The 2006 movie “Lucky Number Sleven” begins with Bruce Willis saying, “There was a time.” I’ve been thinking about that one moment and that line for a few weeks now. It comes to mind every time I get an update from Logan about product reviews. There was a time when he got to do creative stuff. Really out there stuff that people loved to watch. There was a time when he got to play video games and talk about that. There was a time when he got to do more than sit at a desk for 16 hours a day and there was even a time when exploring a new product was fun. But that time is dwindling when it is being burned off at both ends.
Back at the end of March this year when I was talking to Logan about helping him with sales and marketing, what intrigued me about working for Tek Syndicate was risk and the big picture. Logan is a big picture leader, and more importantly a risk taker simultaneously. I have worked for a few start-ups that were run by risk takers or big picture seers, but not both.
Some take risks because they are looking for big payoffs with minimal effort. Their mentality is, “If I just get through this hard part of taking the risk, my rewards will roll in on the easy train.” Purely big picture seers or visionaries, only see the completed product. They live in a fantasy world where the big picture comes to them with little risk or work. They are in love with a dream and no real idea how to make it reality or are too scared to take the risks necessary to push it into reality. Both start businesses with no plan, no capitol, no 5 year projections, and no market analysis. None of the things that are the essential scaffolding of holding the damn thing together. Just a picture or a lottery-ticket-purchase-like-risk of capitol.

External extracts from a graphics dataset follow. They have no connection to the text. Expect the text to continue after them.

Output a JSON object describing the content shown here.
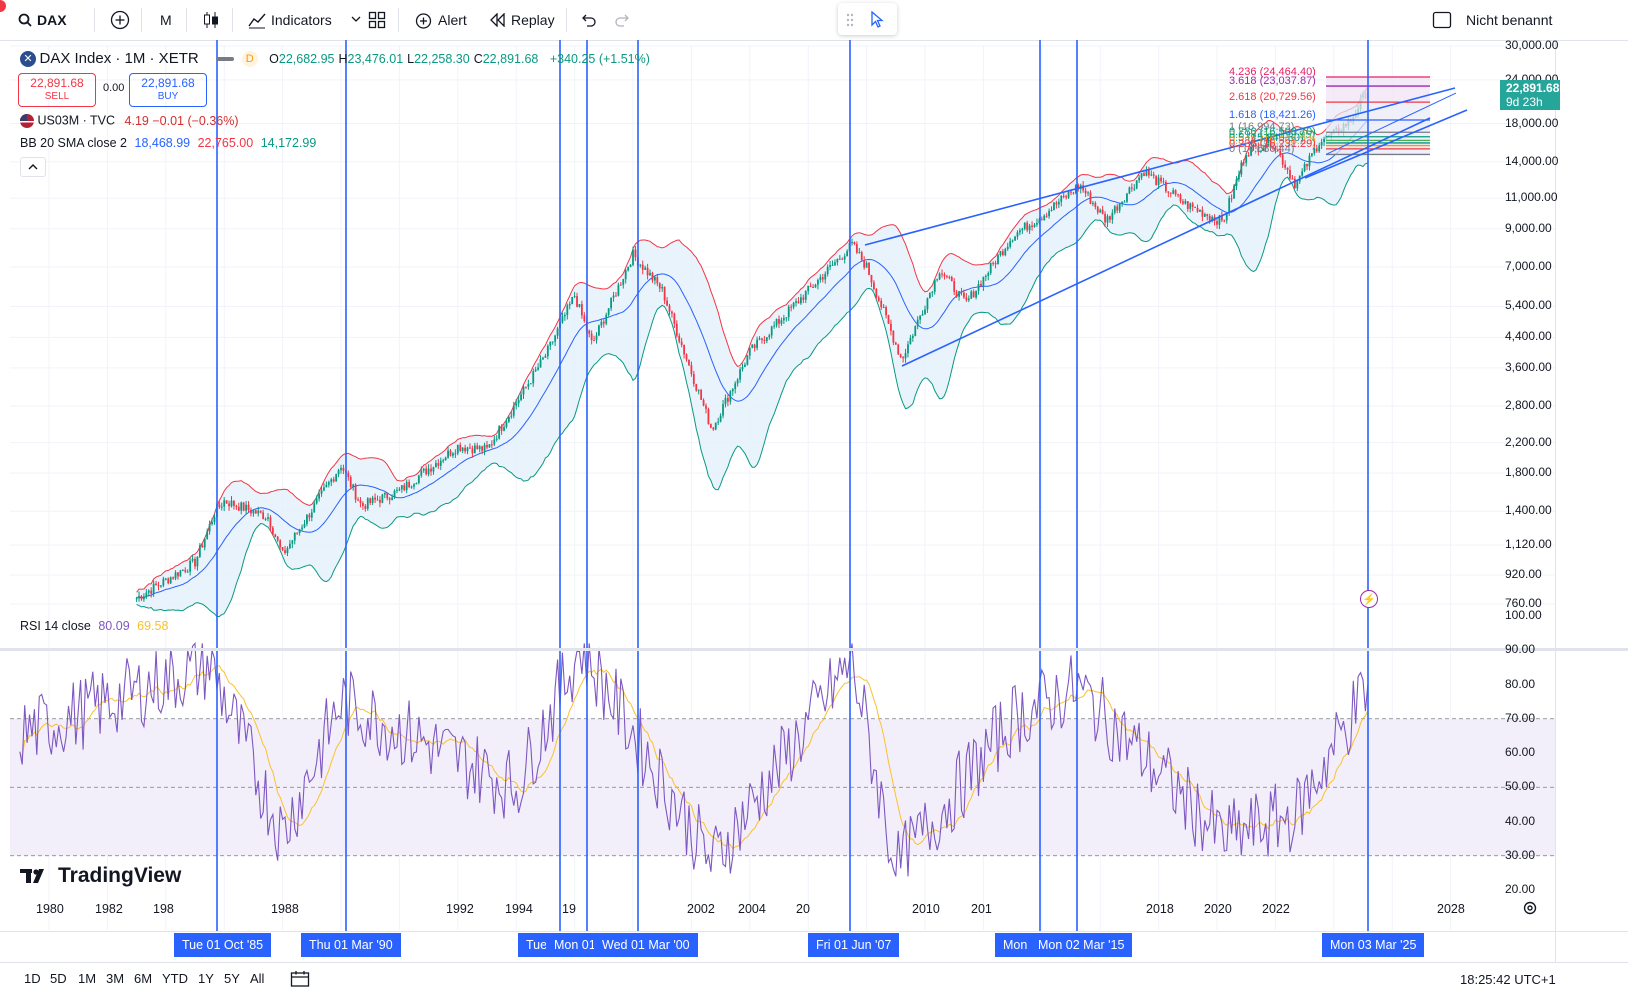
{
  "toolbar": {
    "symbol": "DAX",
    "interval": "M",
    "indicators_label": "Indicators",
    "alert_label": "Alert",
    "replay_label": "Replay",
    "layout_name": "Nicht benannt"
  },
  "legend": {
    "title": "DAX Index · 1M · XETR",
    "badge": "D",
    "ohlc": [
      {
        "k": "O",
        "v": "22,682.95"
      },
      {
        "k": "H",
        "v": "23,476.01"
      },
      {
        "k": "L",
        "v": "22,258.30"
      },
      {
        "k": "C",
        "v": "22,891.68"
      }
    ],
    "change": "+340.25 (+1.51%)",
    "sell_price": "22,891.68",
    "sell_label": "SELL",
    "spread": "0.00",
    "buy_price": "22,891.68",
    "buy_label": "BUY",
    "compare_name": "US03M · TVC",
    "compare_values": "4.19  −0.01 (−0.36%)",
    "bb_name": "BB 20 SMA close 2",
    "bb_basis": "18,468.99",
    "bb_upper": "22,765.00",
    "bb_lower": "14,172.99",
    "rsi_name": "RSI 14 close",
    "rsi_value": "80.09",
    "rsi_ma": "69.58"
  },
  "fib_labels": [
    "4.236 (24,464.40)",
    "3.618 (23,037.87)",
    "2.618 (20,729.56)",
    "1.618 (18,421.26)",
    "1 (16,994.73)",
    "0.786 (16,500.70)",
    "0.618 (16,112.95)",
    "0.5 (15,840.60)",
    "0.382 (15,568.23)",
    "0.236 (15,231.29)",
    "0 (14,686.44)"
  ],
  "price_axis": [
    "30,000.00",
    "24,000.00",
    "18,000.00",
    "14,000.00",
    "11,000.00",
    "9,000.00",
    "7,000.00",
    "5,400.00",
    "4,400.00",
    "3,600.00",
    "2,800.00",
    "2,200.00",
    "1,800.00",
    "1,400.00",
    "1,120.00",
    "920.00",
    "760.00"
  ],
  "current_price": {
    "price": "22,891.68",
    "countdown": "9d 23h"
  },
  "rsi_axis": [
    "100.00",
    "90.00",
    "80.00",
    "70.00",
    "60.00",
    "50.00",
    "40.00",
    "30.00",
    "20.00"
  ],
  "time_axis": [
    "1980",
    "1982",
    "198",
    "1988",
    "1992",
    "1994",
    "19",
    "2002",
    "2004",
    "20",
    "2010",
    "201",
    "2018",
    "2020",
    "2022",
    "2028"
  ],
  "time_tags": [
    "Tue 01 Oct '85",
    "Thu 01 Mar '90",
    "Tue",
    "Mon 01",
    "Wed 01 Mar '00",
    "Fri 01 Jun '07",
    "Mon 0",
    "Mon 02 Mar '15",
    "Mon 03 Mar '25"
  ],
  "watermark": "TradingView",
  "bottom": {
    "ranges": [
      "1D",
      "5D",
      "1M",
      "3M",
      "6M",
      "YTD",
      "1Y",
      "5Y",
      "All"
    ],
    "clock": "18:25:42 UTC+1"
  },
  "colors": {
    "accent": "#2962ff",
    "up": "#089981",
    "down": "#f23645",
    "bb_fill": "#e3f0fb",
    "rsi_line": "#7e57c2",
    "rsi_ma": "#fbc02d",
    "rsi_band": "#f3effa"
  },
  "chart_data": {
    "type": "line",
    "title": "DAX Index · 1M · XETR",
    "y_scale": "log",
    "ylim": [
      700,
      30000
    ],
    "xlim": [
      1979,
      2029
    ],
    "series": [
      {
        "name": "DAX Index",
        "x": [
          1983,
          1985,
          1985.7,
          1986,
          1987.5,
          1988,
          1990,
          1990.7,
          1992,
          1994,
          1995,
          1997,
          1998,
          1998.6,
          2000,
          2001,
          2002.7,
          2004,
          2007.5,
          2008,
          2009.2,
          2010.5,
          2011.4,
          2013,
          2014,
          2015.3,
          2016.2,
          2017.5,
          2018.9,
          2020.2,
          2021,
          2021.9,
          2022.7,
          2023.5,
          2024,
          2024.6,
          2025.2
        ],
        "y": [
          790,
          1000,
          1400,
          1500,
          1350,
          1050,
          1900,
          1450,
          1600,
          2150,
          2100,
          3900,
          5800,
          4200,
          7600,
          6000,
          2400,
          4000,
          8100,
          7000,
          3800,
          6900,
          5500,
          8600,
          9800,
          12000,
          9500,
          13200,
          10600,
          9400,
          15000,
          16000,
          12000,
          16000,
          16800,
          18500,
          22890
        ]
      },
      {
        "name": "BB 20 SMA close 2",
        "x": [
          1984,
          1990,
          1998,
          2000,
          2003,
          2007,
          2009,
          2015,
          2020,
          2025.2
        ],
        "y": [
          980,
          1650,
          4200,
          6300,
          3500,
          7000,
          5000,
          10800,
          12500,
          18469
        ]
      },
      {
        "name": "RSI 14 close",
        "x": [
          1979,
          1985.5,
          1988,
          1990,
          1996,
          1998.2,
          2002.7,
          2007.5,
          2009,
          2013,
          2015.2,
          2020.2,
          2022.7,
          2025.2
        ],
        "y": [
          65,
          86,
          36,
          75,
          50,
          91,
          28,
          87,
          26,
          70,
          79,
          35,
          42,
          80.09
        ]
      }
    ],
    "xlabel": "",
    "ylabel": "",
    "grid": true,
    "legend": "top-left"
  }
}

Wendell is really the scaffolding. I am like the bridge between the scaffolding and the creation underneath being crafted one idea at a time by Logan, Qain, and Pistol. Sometimes I feel like the job foreman, coming around to check the structural integrity of the thing being created and then reporting back to the scaffolding how it’s all holding up. Lately parts of the creation aren’t being made up to spec. Due to a shortage of human resource and burnout on the subjects, some of our creation quality is starting to slip.
Here we have a conundrum that we really need our community’s support on. Support in the way of feedback. Support in the way of loyalty. Support in the way of leaving if what we’re doing really isn’t working for you. We want our community to grow and flourish, but we’re not so selfish to believe that we can meet all needs at all times. That turns into a situation like what we have now.
Right now we need community members in the Seattle area to reply to Logan’s post: https://forum.teksyndicate.com/t/tek-syndicate-needs-help-seattle-area/84838
We also need you to tell us how you feel about our content. We are going to continue to put product review videos on the separate hardware channel. The main channel is going to grow into something more. Something more human interest/tech driven. What would you like to see?
We have a big picture and are willing to take a lot of risks. A tree with roots and many branches. Then our members can sit under it and say, “There was a time Tek Syndicate was just a YouTube channel.”